The federal government, under the jurisdiction of Homeland Security, started investigating the importation of grey-market Nissan Skylines, tracking down their owners and even seizing the cars.
According to import laws, only a select few R33 Skylines from 1996 to 1998 can be legally brought to U.S. shores. The rest came by an importer that failed to import cars with spectacularly disastrous results; the cars weren’t DOT-certified, failed to meet crash and emissions standards, and the importer went out of business. As a result, the owners are faced with “contraband” cars.
One such owner has two Skylines, both with extensive paperwork and one that was old enough to be exempt from vehicle importation laws.
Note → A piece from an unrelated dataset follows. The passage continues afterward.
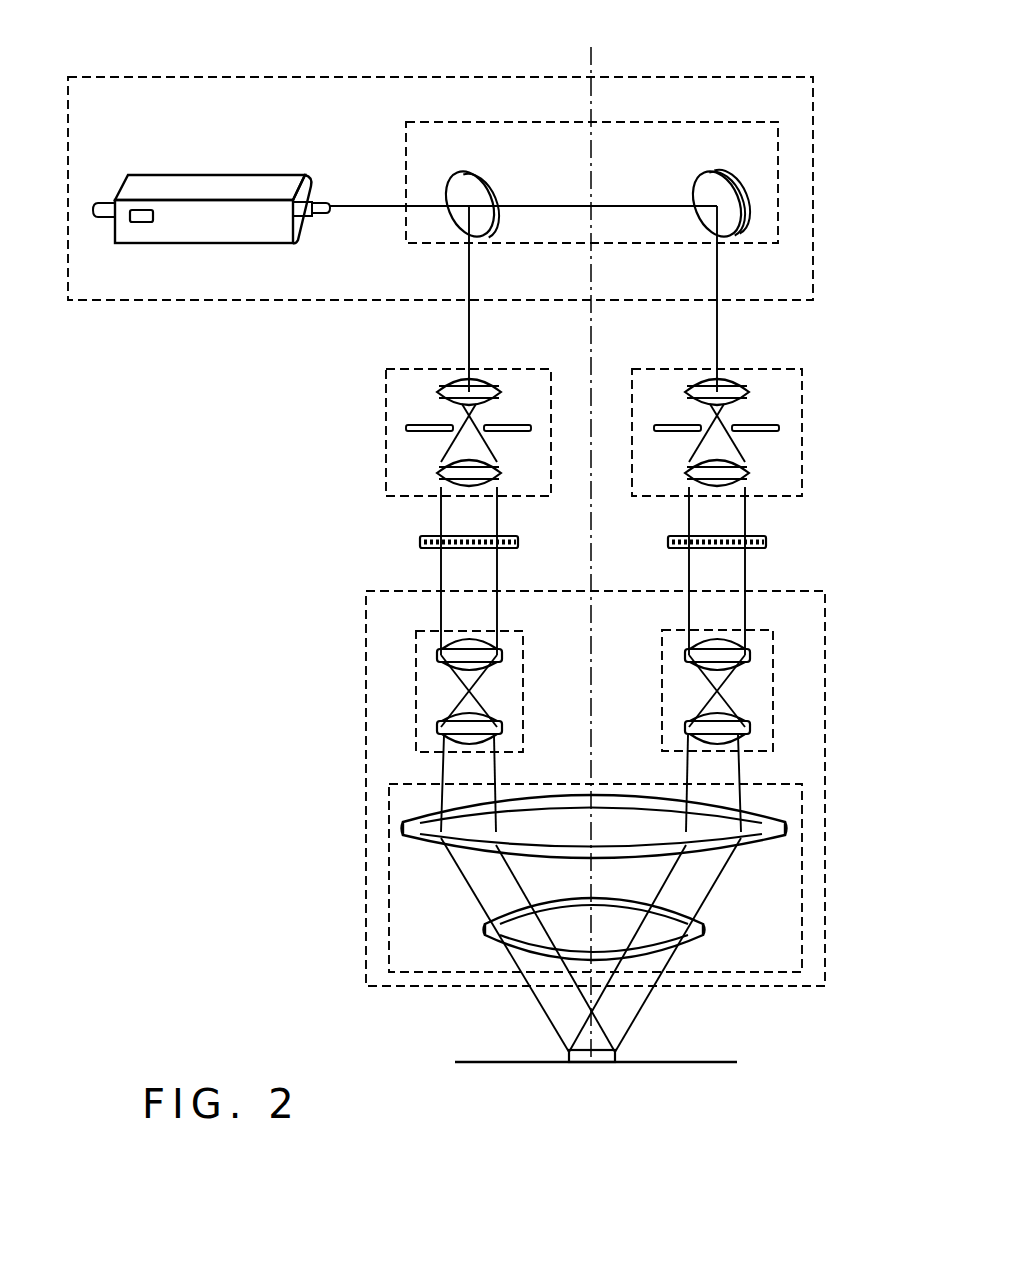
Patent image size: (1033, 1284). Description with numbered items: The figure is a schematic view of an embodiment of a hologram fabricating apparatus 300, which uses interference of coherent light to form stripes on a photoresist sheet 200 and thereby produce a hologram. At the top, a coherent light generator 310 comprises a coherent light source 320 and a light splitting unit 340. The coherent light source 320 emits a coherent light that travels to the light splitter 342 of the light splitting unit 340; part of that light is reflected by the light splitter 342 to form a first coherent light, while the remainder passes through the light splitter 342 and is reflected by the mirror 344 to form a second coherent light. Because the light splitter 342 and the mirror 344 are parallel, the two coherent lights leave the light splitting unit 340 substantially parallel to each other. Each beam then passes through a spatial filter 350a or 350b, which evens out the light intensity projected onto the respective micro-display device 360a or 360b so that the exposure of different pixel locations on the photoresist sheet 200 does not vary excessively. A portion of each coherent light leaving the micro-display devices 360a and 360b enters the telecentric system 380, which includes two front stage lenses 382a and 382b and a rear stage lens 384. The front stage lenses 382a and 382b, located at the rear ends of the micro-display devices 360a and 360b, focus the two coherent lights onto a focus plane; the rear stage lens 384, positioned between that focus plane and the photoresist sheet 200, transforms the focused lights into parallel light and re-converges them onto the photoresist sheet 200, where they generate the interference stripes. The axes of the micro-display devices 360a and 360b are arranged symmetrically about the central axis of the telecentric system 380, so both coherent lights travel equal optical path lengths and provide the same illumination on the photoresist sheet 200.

The other, however, was deemed illegal and was to be seized—but when federal agents arrived, the owner had a surprise: “I made it very clear that my intent was to retain ownership for the time being and export the vehicle from the country,” he said on a forum post, “and that I had already made arrangements for a sale to be conducted as well as export of the vehicle.”
With the sale of his illicit Skyline, the owner now seeks to challenge these convoluted import laws, many of which were changed after the owners imported their cars.
The Skyline community will not be taking this lying down, either, and have already reached out to get the Specialty Equipment Manufacturers Association (SEMA) involved. After all, how many people in America own Skylines—a handful? Enough to fill a Nissan Elgrand or two? Let’s hope they aren’t a strong enough threat to national stability that would get the Department of Homeland Security involved in their fight against JDM motoring.